BFM Business

En province, les villes moyennes déclinent dans l'ombre des grandes

-

- - Mstorn –Wikimedia - CC

Les plus grandes agglomérations françaises -sans même compter Paris- ont concentré 82% de tous les emplois créés entre 2009 et 2015. Les villes moyennes, elles, peinent toujours à sortir du marasme.

Les villes françaises se relèvent de la crise de 2009, mais beaucoup mieux et plus vite dans les grandes et très grandes métropoles. Les villes moyennes, elles peinent à retrouver le chemin de l'emploi et de l'attractivité, selon le baromètre du dynamisme des métropoles françaises publié par le spécialiste de l'immobilier d'entreprise Arthur Loyd.

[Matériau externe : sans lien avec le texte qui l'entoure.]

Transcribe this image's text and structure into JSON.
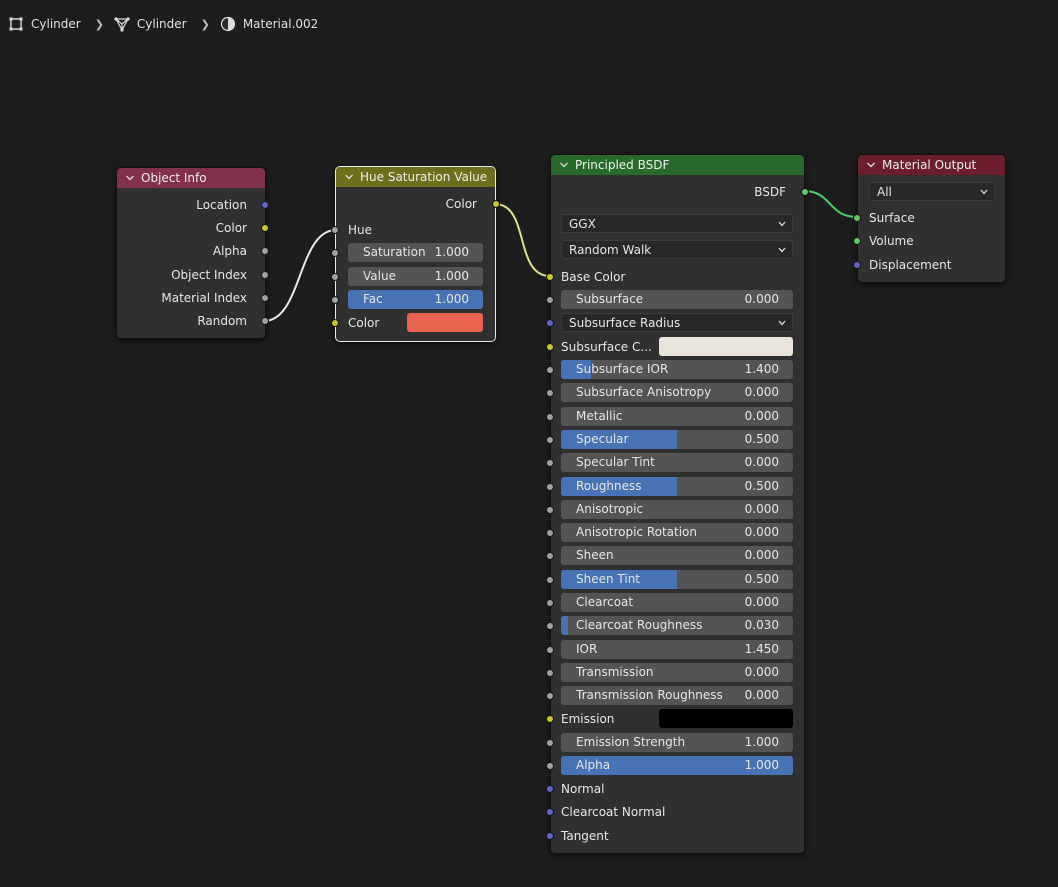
{
  "breadcrumb": {
    "object": "Cylinder",
    "mesh": "Cylinder",
    "material": "Material.002"
  },
  "object_info": {
    "title": "Object Info",
    "header_color": "#83314a",
    "outputs": [
      "Location",
      "Color",
      "Alpha",
      "Object Index",
      "Material Index",
      "Random"
    ]
  },
  "hsv": {
    "title": "Hue Saturation Value",
    "header_color": "#6e6e1d",
    "output": "Color",
    "hue": "Hue",
    "saturation": {
      "label": "Saturation",
      "value": "1.000"
    },
    "value": {
      "label": "Value",
      "value": "1.000"
    },
    "fac": {
      "label": "Fac",
      "value": "1.000",
      "fill": 1.0
    },
    "color_label": "Color",
    "color_swatch": "#e8634e"
  },
  "bsdf": {
    "title": "Principled BSDF",
    "header_color": "#286a2c",
    "output": "BSDF",
    "distribution": "GGX",
    "subsurface_method": "Random Walk",
    "base_color": "Base Color",
    "subsurface": {
      "label": "Subsurface",
      "value": "0.000",
      "fill": 0
    },
    "subsurface_radius": "Subsurface Radius",
    "subsurface_color": {
      "label": "Subsurface C...",
      "swatch": "#e9e4db"
    },
    "params": [
      {
        "label": "Subsurface IOR",
        "value": "1.400",
        "fill": 0.13
      },
      {
        "label": "Subsurface Anisotropy",
        "value": "0.000",
        "fill": 0
      },
      {
        "label": "Metallic",
        "value": "0.000",
        "fill": 0
      },
      {
        "label": "Specular",
        "value": "0.500",
        "fill": 0.5
      },
      {
        "label": "Specular Tint",
        "value": "0.000",
        "fill": 0
      },
      {
        "label": "Roughness",
        "value": "0.500",
        "fill": 0.5
      },
      {
        "label": "Anisotropic",
        "value": "0.000",
        "fill": 0
      },
      {
        "label": "Anisotropic Rotation",
        "value": "0.000",
        "fill": 0
      },
      {
        "label": "Sheen",
        "value": "0.000",
        "fill": 0
      },
      {
        "label": "Sheen Tint",
        "value": "0.500",
        "fill": 0.5
      },
      {
        "label": "Clearcoat",
        "value": "0.000",
        "fill": 0
      },
      {
        "label": "Clearcoat Roughness",
        "value": "0.030",
        "fill": 0.03
      },
      {
        "label": "IOR",
        "value": "1.450",
        "fill": 0
      },
      {
        "label": "Transmission",
        "value": "0.000",
        "fill": 0
      },
      {
        "label": "Transmission Roughness",
        "value": "0.000",
        "fill": 0
      }
    ],
    "emission": {
      "label": "Emission",
      "swatch": "#000000"
    },
    "emission_strength": {
      "label": "Emission Strength",
      "value": "1.000",
      "fill": 0
    },
    "alpha": {
      "label": "Alpha",
      "value": "1.000",
      "fill": 1.0
    },
    "vector_inputs": [
      "Normal",
      "Clearcoat Normal",
      "Tangent"
    ]
  },
  "material_output": {
    "title": "Material Output",
    "header_color": "#6b1f2c",
    "target": "All",
    "inputs": [
      "Surface",
      "Volume",
      "Displacement"
    ]
  },
  "links": {
    "random_to_hue": "#e8e8e8",
    "hsv_color_to_base_color": "#e0e08a",
    "bsdf_to_surface": "#4ccc6b"
  }
}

Cinq nouveaux emplois en Métropole, un détruit en agglo

Un chiffre démontre bien cette réalité: 82% des 214.00 emplois créés depuis la crise de 2009 l'ont été dans une ville de plus de 500.000 habitants. Des villes comme Lyon, Bordeaux, Grenoble, Rennes, ou Nantes. Sachant que Paris a été sortie du classement, justement pour ne pas déséquilibrer les résultats, explique le cabinet.

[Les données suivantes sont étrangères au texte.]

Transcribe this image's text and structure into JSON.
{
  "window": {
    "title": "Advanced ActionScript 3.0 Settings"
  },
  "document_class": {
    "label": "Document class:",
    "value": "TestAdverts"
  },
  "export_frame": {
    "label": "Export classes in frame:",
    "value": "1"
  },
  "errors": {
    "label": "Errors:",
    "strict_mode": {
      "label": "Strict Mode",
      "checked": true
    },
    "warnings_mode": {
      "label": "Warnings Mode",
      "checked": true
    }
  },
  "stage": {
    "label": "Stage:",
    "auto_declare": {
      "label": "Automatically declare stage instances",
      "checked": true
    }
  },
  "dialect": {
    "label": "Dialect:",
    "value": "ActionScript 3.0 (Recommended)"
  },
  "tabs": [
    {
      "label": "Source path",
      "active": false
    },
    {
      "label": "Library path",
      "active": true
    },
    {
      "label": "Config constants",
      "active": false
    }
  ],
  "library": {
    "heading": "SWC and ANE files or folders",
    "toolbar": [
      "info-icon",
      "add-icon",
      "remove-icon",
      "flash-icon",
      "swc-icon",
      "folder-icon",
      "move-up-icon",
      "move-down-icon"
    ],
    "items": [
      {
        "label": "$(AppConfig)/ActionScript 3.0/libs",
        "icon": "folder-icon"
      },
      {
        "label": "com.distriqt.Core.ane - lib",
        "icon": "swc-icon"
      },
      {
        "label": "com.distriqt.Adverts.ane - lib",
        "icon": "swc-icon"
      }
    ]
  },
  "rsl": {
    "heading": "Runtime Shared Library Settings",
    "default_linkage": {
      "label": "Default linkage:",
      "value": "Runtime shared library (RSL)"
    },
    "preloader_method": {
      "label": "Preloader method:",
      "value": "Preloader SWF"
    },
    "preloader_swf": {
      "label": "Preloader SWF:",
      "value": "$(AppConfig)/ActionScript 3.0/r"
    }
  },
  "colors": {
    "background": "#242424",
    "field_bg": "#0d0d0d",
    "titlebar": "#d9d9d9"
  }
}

Concrètement, quand les grandes villes créaient entre 3 et 5 emplois, les agglomérations comme Beauvais, Creil, Blois, Châlons-sur-Saône ou Angoulême, elles, en détruisaient 1, souligne cette étude très dense, qui croisent des centaines de milliers de lignes de data de l'Insee, Eurostat, l'OCDE, l'Acoss ou l'Apec.

L'exception Clermont

Certaines tirent leur épingle du jeu. Clermont Ferrand trône en tête des villes de 200.000 à 500.000 habitants les plus attractives. Elle a recréé de l'emploi depuis 2009. Elle jouit de la présence du centre de R&D de Michelin, et proposent des emplois dans des secteurs à forte valeur ajoutée. Parmi les villes encore plus petites, Angoulême et Laval s'en tirent moins mal que les autres. Mais en moyenne, ces villes de moins d’un demi-million d’habitants, contrairement à leurs voisines plus densément peuplées, n'ont pas encore compensé les pertes d'emplois liées de la crise.

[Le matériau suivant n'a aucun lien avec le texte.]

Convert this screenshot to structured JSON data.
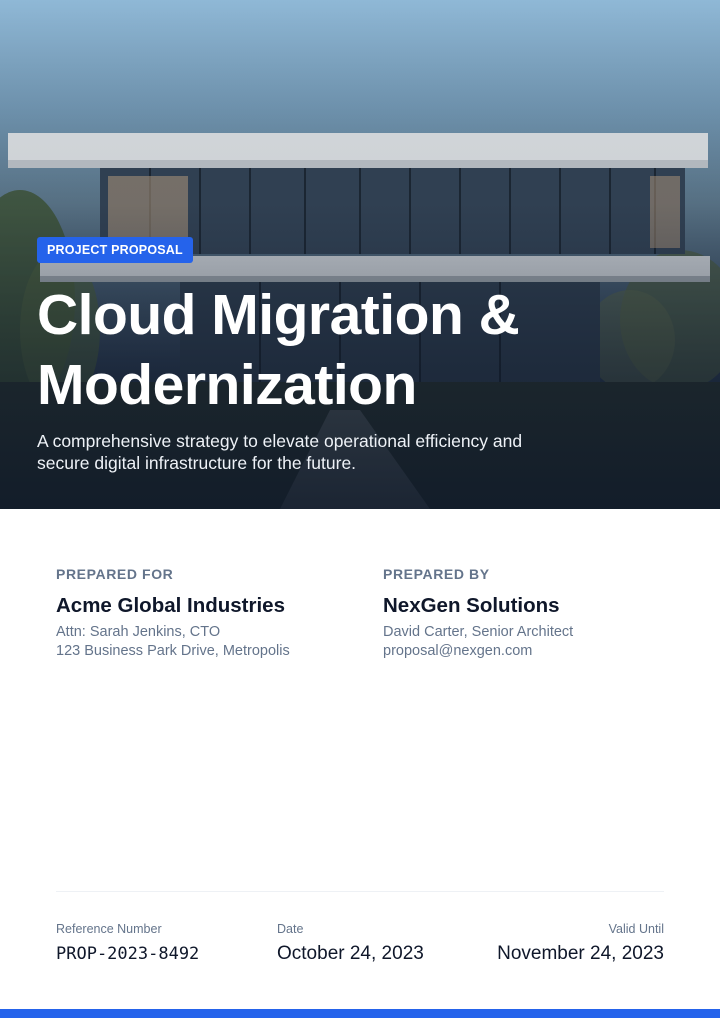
{
  "hero": {
    "badge": "PROJECT PROPOSAL",
    "title_lines": [
      "Cloud Migration &",
      "Modernization"
    ],
    "subtitle_lines": [
      "A comprehensive strategy to elevate operational efficiency and",
      "secure digital infrastructure for the future."
    ]
  },
  "prepared_for": {
    "label": "PREPARED FOR",
    "name": "Acme Global Industries",
    "lines": [
      "Attn: Sarah Jenkins, CTO",
      "123 Business Park Drive, Metropolis"
    ]
  },
  "prepared_by": {
    "label": "PREPARED BY",
    "name": "NexGen Solutions",
    "lines": [
      "David Carter, Senior Architect",
      "proposal@nexgen.com"
    ]
  },
  "meta": {
    "reference": {
      "label": "Reference Number",
      "value": "PROP-2023-8492"
    },
    "date": {
      "label": "Date",
      "value": "October 24, 2023"
    },
    "valid_until": {
      "label": "Valid Until",
      "value": "November 24, 2023"
    }
  },
  "colors": {
    "accent": "#2563eb",
    "heading": "#0f172a",
    "muted": "#64748b"
  }
}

Comment expliquer ce déclin? Les analystes d'Arthur Loyd mettent notamment en parallèle le vivier de talents avec la création d'emplois. Dans la plupart des villes de moins de 200.000 habitants, la part de diplômés d'études supérieures rapportée à la population peu ou pas diplômée n'excède pas les 37%. À l'inverse, les grandes gagnantes de la reprise économique sont celles qui comptent la plus grande proportion de diplômés de l'enseignement supérieur: Bordeaux, Montpellier, Nantes, Lyon, Rennes et Toulouse ont connu une progression de l'emploi salarié plus de quatre fois supérieur à la progression moyenne en France.

Un maire connu peut changer la donne

Pourtant, dans nombre de ces ville moyennes, les emplois dans des activités stratégiques, celles qui font rayonner les métropoles, sont en croissance, note les analystes d'Arthur Loyd. Des emplois dans les services aux entreprises de haute-technologie et les industries de ce secteur, les services financiers et ceux dédiés aux entreprises dites "à forte intensité en connaissances". Reste qu’encore une fois, les plus grandes métropoles sont les mieux loties : la part de cadres y croît jusqu’à deux fois plus vite que dans les villes moyennes.

Comment recréer du dynamisme dans les villes qui en manquent? Le cabinet Arthur Loyd n'a pas trouvé de recettes miracles en croisant toutes ses données. Mais voir s'installer une entreprise innovante ou élire un maire connu et volontariste fait clairement la différence.